Это был высокий юноша, безбородый и безусый, в очках, которые он постоянно поправлял от волнения.
– Вот, Пётр Алексеевич, познакомьтесь, – сказал Кравчинский. – Николай Морозов. Тот самый, о котором я вам говорил.
Кропоткин недоверчиво посмотрел на Кравчинского. Как? Неужели это тот самый Морозов, который вошёл в секретный полицейский список самых опасных людей в России? Список недавно был опубликован в Лондоне, в лавровском журнале «Вперёд!».
Заметив взгляд Кропоткина, Кравчинский понял его по-своему:
– Да, Пётр Алексеевич, видите, какая молодёжь идёт нам на смену?
– М-да… – неопределённо хмыкнул Пётр Алексеевич. – Однако боюсь, не вышло ли ошибки…
Морозов внезапно густо покраснел: вот-вот брызнут из глаз слёзы.
– Вы… – прерывающимся от волнения голосом выговорил он. – Вы мне не верите?
– Я верю Кравчинскому, – угрюмо ответил Кропоткин. – А вас я пока не могу… Э-э… Говоря научным языком, идентифицировать.
Теперь уже обиделся Кравчинский. Он обижался совершенно по-детски: или лез в драку, или надувался, как индюк.

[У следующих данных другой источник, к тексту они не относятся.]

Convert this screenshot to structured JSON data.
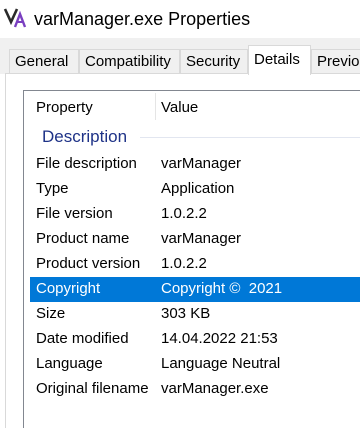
{
  "window": {
    "title": "varManager.exe Properties",
    "icon": "varmanager-app-icon"
  },
  "tabs": [
    {
      "label": "General",
      "active": false
    },
    {
      "label": "Compatibility",
      "active": false
    },
    {
      "label": "Security",
      "active": false
    },
    {
      "label": "Details",
      "active": true
    },
    {
      "label": "Previous Versions",
      "active": false
    }
  ],
  "details": {
    "columns": {
      "property": "Property",
      "value": "Value"
    },
    "group": "Description",
    "rows": [
      {
        "property": "File description",
        "value": "varManager",
        "selected": false
      },
      {
        "property": "Type",
        "value": "Application",
        "selected": false
      },
      {
        "property": "File version",
        "value": "1.0.2.2",
        "selected": false
      },
      {
        "property": "Product name",
        "value": "varManager",
        "selected": false
      },
      {
        "property": "Product version",
        "value": "1.0.2.2",
        "selected": false
      },
      {
        "property": "Copyright",
        "value": "Copyright ©  2021",
        "selected": true
      },
      {
        "property": "Size",
        "value": "303 KB",
        "selected": false
      },
      {
        "property": "Date modified",
        "value": "14.04.2022 21:53",
        "selected": false
      },
      {
        "property": "Language",
        "value": "Language Neutral",
        "selected": false
      },
      {
        "property": "Original filename",
        "value": "varManager.exe",
        "selected": false
      }
    ]
  },
  "colors": {
    "selection": "#0078d7",
    "group_header": "#1e3287"
  }
}
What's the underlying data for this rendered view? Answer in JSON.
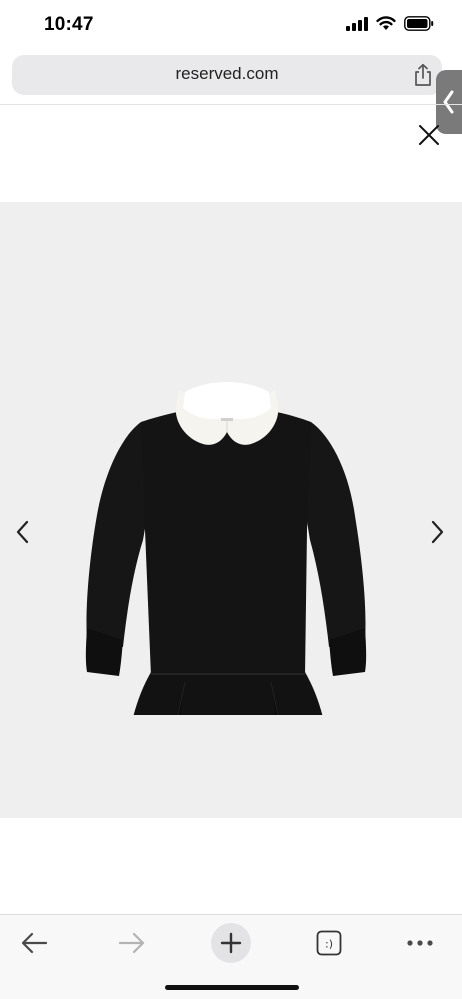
{
  "status_bar": {
    "time": "10:47",
    "icons": [
      "cellular-signal-icon",
      "wifi-icon",
      "battery-icon"
    ]
  },
  "browser": {
    "url": "reserved.com",
    "share_icon": "share-icon",
    "side_handle_icon": "chevron-left-icon"
  },
  "page": {
    "close_icon": "close-icon",
    "gallery": {
      "image": "black-dress-with-white-collar",
      "prev_icon": "chevron-left-icon",
      "next_icon": "chevron-right-icon"
    }
  },
  "toolbar": {
    "items": [
      "back-arrow-icon",
      "forward-arrow-icon",
      "new-tab-plus-icon",
      "tabs-icon",
      "more-icon"
    ],
    "tabs_label": ":)"
  },
  "colors": {
    "url_bar_bg": "#e9e9eb",
    "gallery_bg": "#efefef",
    "garment": "#141414",
    "collar": "#f6f4ef",
    "handle": "#7a7a7a"
  }
}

– Пётр Алексеевич, – сказал он. – Я Морозова знаю давно, вместе в народ ходили… Так что… Если вас смущает его вид, так это потому, что он здесь новичок. Да и выглядит моложе своих лет…
Кропоткин смягчился.
– Прошу меня извинить, – буркнул он, не глядя на Морозова. – Сергей Михайлович, не беспокойтесь. Вам я целиком и полностью доверяю. Но сейчас попрошу вас оставить нас наедине.
Кравчинский совсем обиделся.
– Как вам угодно, – сказал он, гордо вскинул голову, развернулся и зашагал крупным полувоенным шагом: сказывалась выправка, полученная ещё в Артиллерийском училище.
Когда Кравчинский исчез в глубине аллеи из плакучих ив и пирамидальных тополей, Кропоткин наконец прямо взглянул в лицо Морозова.
– Так это вы написали брошюрку о террористической борьбе? – спросил он после паузы.
– Я, – просто ответил Морозов.
Кропоткин двинулся с места, жестом приглашая Морозова следовать рядом.
– Написано дельно. Но лишь для человека понимающего. Простой народ ваших умствований, извините, не поймёт.
Морозов снова запунцовел.
– Что это за «метод Вильгельма Телля и Шарлотты Корде»? – продолжал Кропоткин. – Убийство из-за угла, что ли? Смешали народного героя Швейцарии с контрреволюционеркой… Видите, даже мне не очень понятно…
Морозов молчал.
Они шли по набережной, мимо летних террас многочисленных кафе, которые ещё не открылись. Полоскались на ветру голубые и жёлтые полотнища, чайки кричали вдали, а на набережной появились первые прохожие.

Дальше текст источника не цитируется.